Recently I attended a presentation by Kevin Mitnick, a well-known computer hacker turned security expert. His live demonstration showed both the ease and effectiveness of current hacking techniques. It was unnerving to witness the relatively simple, yet extremely dangerous techniques for stealing sensitive data. It gave me a greater appreciation for our information security team and the difficulties they face on a daily basis. They understand that one error or lapse in attentiveness — no matter how seemingly minor — can be the downfall of the entire company.
I believe we are all aware on some level of the dangers of not protecting our personal and corporate data. It took seeing first-hand the actual threats in action to truly bring the impact of security breaches home for me.
Imagine leaving your highly secure financial services headquarters for lunch and bumping into a passerby as they are entering your building. The person politely says "pardon me" and continues on their way. What you don't know is that during this brief interaction the well dressed suit scanned the information on your corporate ID badge via a hidden device. They are now able to enter your facility as an employee using your credentials.
In another scenario a customer chats with the clerk at a retail store as they are checking out. While carrying on an engaging conversation the customer plugs a USB drive into the cash register. The USB device automatically loads software on the store's computer register that captures passwords, monitors for credit card numbers and makes the entire contents of the computer accessible to a remote computer. The friendly customer has now compromised the entire store network undetected and with minimal effort.
Do these situations sound like a Hollywood spy movie? Perhaps, but they are very real scenarios with dangerous ramifications.
Additionally, there is the threat represented by peer-to-peer file sharing networks. Although this was widely reported in security publications over a year ago, I've yet to speak with anyone outside of information security aware of the potential risk of these networks. In this case an employee installs file sharing software, like LimeWire, Kazaa, or BitTorrent, on their computer to access free music. Once installed, the software shares the entire contents of the user's hard disk, not just a limited set of music files. Once the files are shared, anyone on the peer-to-peer network who searches for the right file name can download the user's files. Considering that many people store passwords and important files on their computers, the seemingly harmless search for free music now becomes a security nightmare.

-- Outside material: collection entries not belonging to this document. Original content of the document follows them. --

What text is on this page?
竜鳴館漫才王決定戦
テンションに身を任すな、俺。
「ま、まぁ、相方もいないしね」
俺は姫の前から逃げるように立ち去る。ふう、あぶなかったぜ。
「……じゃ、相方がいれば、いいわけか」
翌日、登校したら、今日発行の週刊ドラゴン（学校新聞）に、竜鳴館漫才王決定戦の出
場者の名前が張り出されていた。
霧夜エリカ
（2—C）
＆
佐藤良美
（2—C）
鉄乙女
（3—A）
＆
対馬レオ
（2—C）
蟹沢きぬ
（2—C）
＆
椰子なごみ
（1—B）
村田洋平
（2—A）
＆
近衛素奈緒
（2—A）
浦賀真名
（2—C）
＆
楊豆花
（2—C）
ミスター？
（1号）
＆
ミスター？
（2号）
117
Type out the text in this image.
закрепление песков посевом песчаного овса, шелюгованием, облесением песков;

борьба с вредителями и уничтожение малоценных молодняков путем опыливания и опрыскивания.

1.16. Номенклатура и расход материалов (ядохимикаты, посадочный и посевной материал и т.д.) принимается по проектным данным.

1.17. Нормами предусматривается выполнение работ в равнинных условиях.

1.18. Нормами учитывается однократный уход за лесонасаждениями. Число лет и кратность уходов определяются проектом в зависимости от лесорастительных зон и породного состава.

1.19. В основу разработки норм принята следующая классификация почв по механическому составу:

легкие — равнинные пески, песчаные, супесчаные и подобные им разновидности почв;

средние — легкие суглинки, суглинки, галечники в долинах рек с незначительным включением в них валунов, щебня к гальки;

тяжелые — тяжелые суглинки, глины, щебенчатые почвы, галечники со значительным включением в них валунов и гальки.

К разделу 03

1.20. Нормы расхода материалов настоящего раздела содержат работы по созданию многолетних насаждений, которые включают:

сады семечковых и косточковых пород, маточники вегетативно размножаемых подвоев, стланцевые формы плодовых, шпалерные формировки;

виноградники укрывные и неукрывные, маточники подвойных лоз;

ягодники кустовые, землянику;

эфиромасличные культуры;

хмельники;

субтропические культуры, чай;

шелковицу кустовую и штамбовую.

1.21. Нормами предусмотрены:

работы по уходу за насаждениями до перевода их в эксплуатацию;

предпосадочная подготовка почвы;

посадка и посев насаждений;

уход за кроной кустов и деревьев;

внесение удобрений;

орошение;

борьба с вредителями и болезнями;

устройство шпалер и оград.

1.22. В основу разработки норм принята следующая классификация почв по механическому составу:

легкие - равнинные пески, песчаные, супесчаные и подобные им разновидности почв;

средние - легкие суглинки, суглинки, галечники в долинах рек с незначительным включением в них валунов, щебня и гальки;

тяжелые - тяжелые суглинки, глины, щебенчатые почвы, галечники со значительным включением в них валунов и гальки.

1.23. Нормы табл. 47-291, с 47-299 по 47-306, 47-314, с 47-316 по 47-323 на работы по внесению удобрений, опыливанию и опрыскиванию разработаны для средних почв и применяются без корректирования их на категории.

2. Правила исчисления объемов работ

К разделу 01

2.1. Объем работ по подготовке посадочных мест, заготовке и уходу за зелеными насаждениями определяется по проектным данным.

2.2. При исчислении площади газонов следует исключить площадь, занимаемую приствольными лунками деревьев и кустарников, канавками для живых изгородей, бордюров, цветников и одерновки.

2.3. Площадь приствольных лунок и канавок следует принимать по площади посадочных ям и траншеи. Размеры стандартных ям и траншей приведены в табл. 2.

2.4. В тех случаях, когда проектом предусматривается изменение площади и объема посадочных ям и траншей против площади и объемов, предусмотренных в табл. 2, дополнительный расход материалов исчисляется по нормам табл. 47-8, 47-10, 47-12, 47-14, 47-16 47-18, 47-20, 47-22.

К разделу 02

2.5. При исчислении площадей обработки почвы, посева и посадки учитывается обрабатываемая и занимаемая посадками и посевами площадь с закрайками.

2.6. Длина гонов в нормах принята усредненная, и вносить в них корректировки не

Just how easy is it to access files in a P2P file sharing situation? Have you ever written to your credit card company to explain an error on your account and request a correction? Your name, account number, date of birth or other confidential information is likely included in that letter. Microsoft Word uses the first sentence of your letter as a filename — for example, Dear Citibank. During his presentation Mr. Mitnick ran a live search for the phrase “Dear Citibank” that revealed hundreds of files with very complete, sensitive consumer information. Everything needed to compromise the account. It's just that easy.
The final example I'd like to share is related to WikiLeaks. As reported elsewhere, many of the documents that WikiLeaks claims were submitted to them anonymously were actually acquired through P2P file sharing networks. The individuals who disclosed confidential State Department or military information were in fact doing nothing more than downloading music to listen to while at work. Some of the information released, such as family addresses for military personnel in Afghanistan, represent grave security threats. Leaks from financial institutions may be more difficult to identify, but there is little doubt that at least one employee in at least one bank has chosen to look for some free music on company time.
Many organizations with strong security policies likely have employees who inadvertently share files over peer-to-peer networks, which completely bypass their security infrastructure when the user installs it. Perhaps the most startling aspect of all of these security attacks is that antivirus and anti-malware software is completely ineffective. It is only through attentive and cautious behaviors that users and consumers can protect themselves from these attacks.
I don't have a clear answer for how to solve this problem, but I certainly have a much greater understanding when the IT security team tells me that my USB device must be disabled and I cannot have privileges to install software on my work computer.
Eric Lindeen is the marketing director for Zoot Enterprises.